MIMBAR BEBAS : Menantang Calon Gubernur Ibu Kota Berdialog di UI

0
552
BEM UI menyuarakan aspirasi mengenai Pilgub DKI Jakarta 2017
BEM UI menyuarakan aspirasi mengenai Pilgub DKI Jakarta 2017

Kamis, 30 Maret 2017 tepatnya pukul 16.45, diadakan Undangan Terbuka Mahasiswa UI untuk Calon Gubernur DKI Jakarta berdialog di UI dalam bentuk mimbar bebas yang dilaksanakan di Pelataran Stasiun UI. 11 BEM Fakultas (BEM FMIPA UI, BEM FT UI, BEM FIB UI, BEM FK UI, BEM FIK UI, BEM FIA UI, BEM FKG UI, BEM FPSI UI, BEM FKM UI, BEM VOKASI, BEM FASILKOM UI) dan BEM UI bersepakat untuk mendeklarasikan tantangan “YUK DISKUSI” kepada kedua calon untuk datang ke UI untuk dapat berdialog bersama mengenai gagasan yang mereka bawa.

“Walaupun UI berada di Depok, sekitar 60% mahasiswa UI merupakan warga DKI Jakarta penting untuk di berikan edukasi politik mengenai pemilihan kepala daerah sehingga mengerti apa yang dibawa oleh para calon.

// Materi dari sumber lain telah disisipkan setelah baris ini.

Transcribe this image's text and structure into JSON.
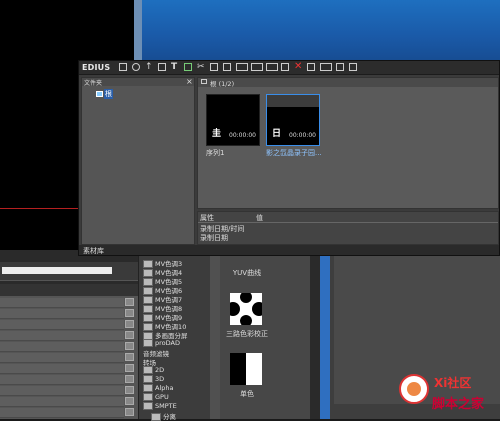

Mimbar bebas ini ditujukan untuk meningkatkan awareness mahasiswa terhadap pilkada dengan mengundang kedua calon tersebut untuk berdialog di UI” Ujar Ketua BEM UI, Mujab mengenai perihal latar belakang diadakannya mimbar bebas tersebut.

Mimbar bebas diawali dengan aksi teatrikal sarkasme kampanye Calon Gubernur DKI Jakarta yang maju ke putaran kedua. Kubu nomor urut 2 dilambangkan dengan kostum ala Tionghoa dan kubu nomor urut 3 dilambangkan dengan kostum ala Muslim. Aksi teatrikal sarkasme ini bukan merupakan ajang untuk mengampanyekan kedua paslon, namun hal  ini diangkat karena isu sara yang meresahkan akhir-akhir ini berpotensi menjadi ancaman dalam proses pemilihan dimana ide dan gagasanlah yang seharusnya dijadikan sebagai indikator.

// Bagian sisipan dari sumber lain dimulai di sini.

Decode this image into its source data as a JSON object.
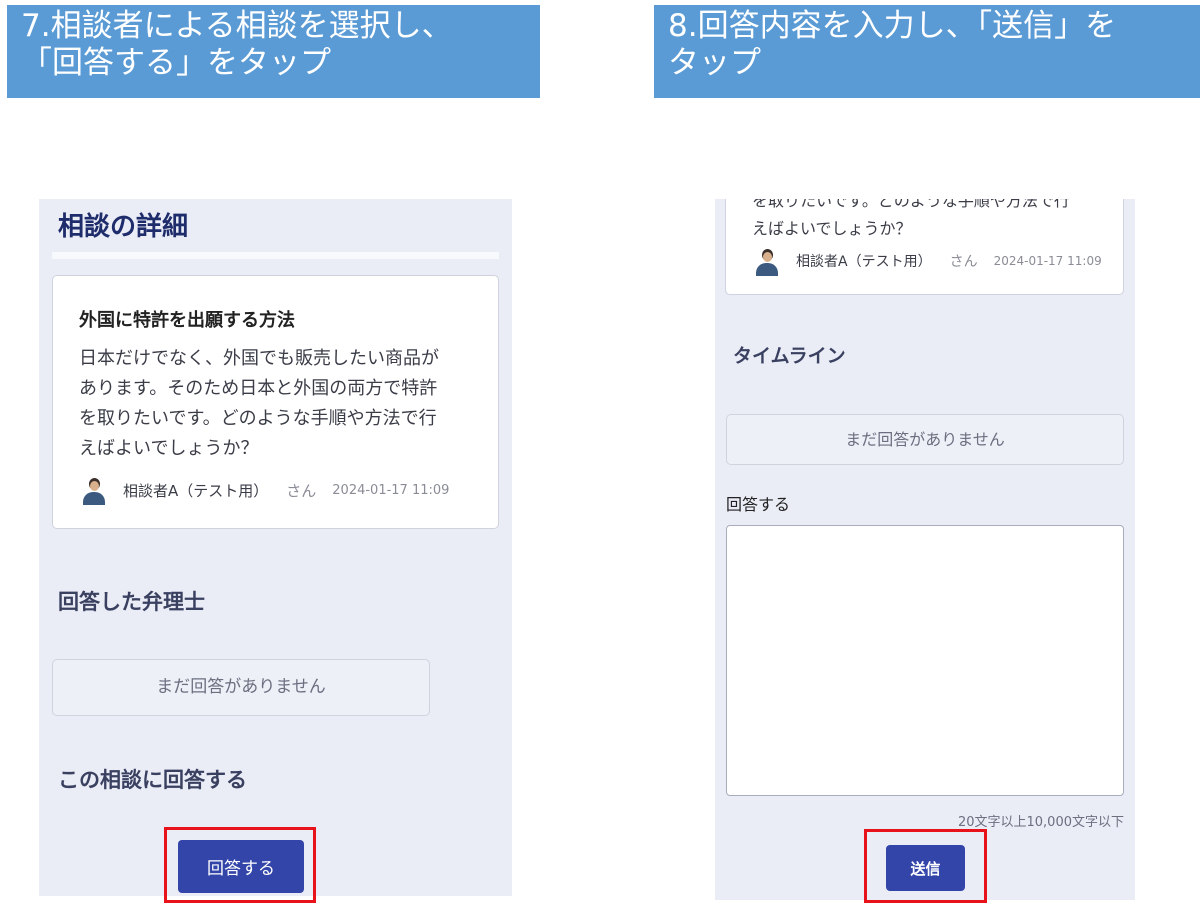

Aksi teatrikal yang berlangsung selama 10 menit dilanjutkan dengan orasi dari Ketua Departemen Aksi dan Propaganda BEM UI dan perwakilan dari BEM FMIPA, BEM FIA, BEM FASILKOM, BEM FIB, BEM FKM, BEM FT, BEM FIK, BEM UI yang mengajak mahasiswa khususnya mahasiswa yang berasal dari DKI Jakarta untuk peduli terhadap Pilkada DKI Jakarta karena DKI Jakarta yang merupakan wilayah strategis sebagai pusat pemerintahan sehingga perhelatan politik pun memicu perhatian publik yang begitu besar apalagi dengan banyaknya isu-isu hoax dan SARA. Orator menantang kedua paslon untuk berdialog langsung mengenai isu-isu perkotaan terutama masalah hukum, kesehatan dan infrastruktur pada range 7 – 14 April 2017 sebagai bentuk pengawalan mahasiswa terhadap Pilkada DKI Jakarta.

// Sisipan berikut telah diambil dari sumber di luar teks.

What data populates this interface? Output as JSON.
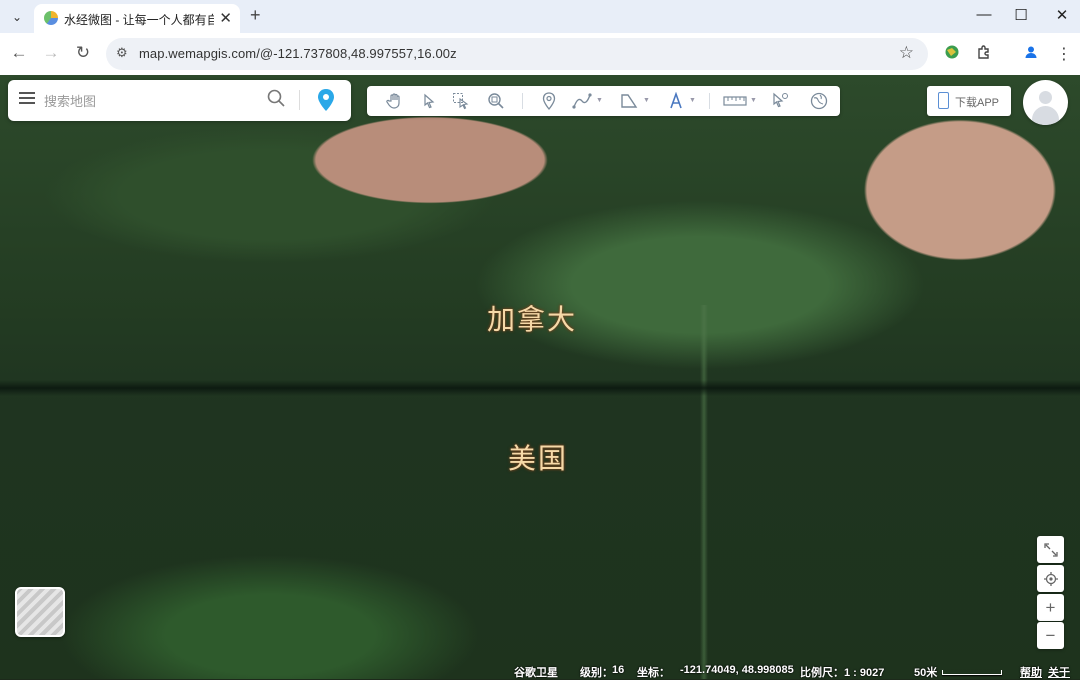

“Mekanisme tahun ini, jika ingin mengatasnamakan BEM se-UI harus semua BEM ikut berpartisipasi, jika ada yang tidak berpartisipasi, harus dirinci satu persatu Tidak ikut sertanya beberapa BEM Fakultas bukan dikarenakan tidak setuju dengan substansinya tetapi dikarenakan tidak concern terhadap pengawalan pilkada Jakarta.” Jawab Ketua BEM UI tentang beberapa BEM yang tidak ikut berpartisipasi dalam mimbar bebas sehingga tidak mengatasnamakan BEM se-UI.

Dialog langsung antara dua paslon gubernur DKI Jakarta bukan merupakan ajang kampanye dan tidak akan ada unsur debat didalamnya karena tujuan utama dari dialog langsung tersebut adalah memberikan edukasi politik kepada mahasiswa sebagai pemilih pemula tercerdaskan mengenai pilkada tanpa terbawa isu-isu yang meresahkan.